Читающая вода - Ирина Николаевна Полянская
Шрифт:
Интервал:
Закладка:
Викентий Петрович впервые услышал Анастасию Георгиеву в «симфоническом заповеднике» сокольнической рощи, где собиралась в основном молодежь и рабочий люд, потому что входные билеты туда стоили очень дешево. Анастасия исполняла песни Брамса. Как только зазвучал этот голос, Викентий Петрович почувствовал, как его покидают все переживания последних лет: война, от которой его спасла больная нога, революция, которую мрачно предрекал Станкевич, мысли о своем будущем. Слушая Анастасию, он думал о том, что на действительность нельзя положиться, она лжесвидетельствует об этом мире, он вовсе не такой, каким мы его видим, катаклизмы накатывают на него, как волны на берег, но это скорее катаклизмы природные, не исторические. Станкевич прав, настоящие события, как и историю, создают художники. Этот голос содержит в себе время всеобщее, идущее от сотворения мира. Он противостоит модному искушению превращать человеческий голос в подобие музыкального инструмента; слушая ее, понимаешь, что голос не физическое свойство, а духовное начало, движимое духом и к духу.
Из глубин ее голоса, как из ущелья таинственных декораций «Демона», в котором Анастасия исполняла партию Ангела добра, поднимались, словно туманные испарения, тени неведомого ему страдания. Она могла взметнуть замирающую душу слушателя, как птицу, на высоту звучания си-бемоль второй октавы, мерцающей в тончайшем pianissimo, из которого, казалось, исхода нет, — этот голос касался всех, этот голос нес в себе катастрофу, находившую немедленный отклик в сердцах, он притягивал к себе каждого…

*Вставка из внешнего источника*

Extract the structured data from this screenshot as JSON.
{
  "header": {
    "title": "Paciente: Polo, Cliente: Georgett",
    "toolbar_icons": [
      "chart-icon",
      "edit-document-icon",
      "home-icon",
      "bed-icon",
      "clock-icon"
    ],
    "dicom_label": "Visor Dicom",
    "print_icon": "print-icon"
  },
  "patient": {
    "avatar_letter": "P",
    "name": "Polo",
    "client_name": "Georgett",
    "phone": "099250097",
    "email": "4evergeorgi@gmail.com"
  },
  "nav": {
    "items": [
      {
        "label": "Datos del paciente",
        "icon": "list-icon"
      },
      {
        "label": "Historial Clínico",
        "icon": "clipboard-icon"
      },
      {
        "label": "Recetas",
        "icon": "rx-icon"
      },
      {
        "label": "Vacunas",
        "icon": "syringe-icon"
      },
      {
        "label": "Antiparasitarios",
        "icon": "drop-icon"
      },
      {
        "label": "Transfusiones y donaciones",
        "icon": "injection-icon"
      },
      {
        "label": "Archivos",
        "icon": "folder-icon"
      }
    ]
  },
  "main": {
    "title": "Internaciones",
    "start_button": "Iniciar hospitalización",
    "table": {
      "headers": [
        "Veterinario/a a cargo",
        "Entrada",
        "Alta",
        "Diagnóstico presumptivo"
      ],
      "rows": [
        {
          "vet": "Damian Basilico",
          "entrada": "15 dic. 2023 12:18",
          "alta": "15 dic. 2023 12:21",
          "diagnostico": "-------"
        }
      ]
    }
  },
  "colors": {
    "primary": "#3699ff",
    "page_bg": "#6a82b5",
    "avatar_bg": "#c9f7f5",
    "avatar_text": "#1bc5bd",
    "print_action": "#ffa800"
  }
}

Это было чудом, что Анастасия могла еще и разговаривать. Возможно, певице не следовало этого делать, она должна была похоронить в себе слова, в которые вокал не мог вдохнуть жизнь, чтоб не приземляться на низкую разговорную речь, не произносить расхожих фраз своим надрывным, глухим, рвущимся голосом. Но человечество требовало, чтобы она вступала с ним в диалог, желая сравнять ее с собой, ввести ее голос в пределы полуоктавы, приручить Анастасию в ее бытовой жизни, сосватать ей свои интересы, распылить ее речь в газетных колонках, сделать так, чтобы этот райский голос наконец умолк, перестал мучить совесть, потому что то, о чем он пел, не могло закончиться простыми аплодисментами и корзинами цветов… Но она снова начинала петь, и с них слетали их глупые перья, их революции, их мировое братство бог весть с кем, их интернационализм, как очки с мутными стеклами, и на минуту приоткрывшаяся реальность вызывала у публики озноб, который она принимала за трепет восторга, а иногда — негодования, ведь голос Анастасии проникал в самое сердце новой государственности. Когда она пела Марфу в «Хованщине», театральные критики, испугавшись, написали о «мистически-религиозных тенденциях» этой новой постановки театра, после чего спектакль быстренько прикрыли.
Готовясь к партии Амнерис из «Аиды», Анастасия специально ездила в Ленинград, часами прогуливалась по египетскому залу Эрмитажа, и все же если в первых двух актах она играла дочь фараона, то первую и вторую картину последнего акта исполняла как плач Ярославны… Когда жрецы объявляли страшный приговор Радамесу, Анастасия, отбросив мелодию в сторону, издавала такой вопль: «Как! Живого — в могилу?! О, злодеи! Жажда крови — один ваш закон!» — что многие в зале невольно привставали — Викентий Петрович видел это собственными глазами. В третьей картине, в соль-бемоль-мажорном эпизоде финала, когда Аида с Радамесом поют в подземелье «Прости, земля…» — у партии Амнерис почти нет музыкального материала, но фигура молящейся Анастасии в глубине авансцены вырастала как надгробие к заживо похороненной России и ее музыке…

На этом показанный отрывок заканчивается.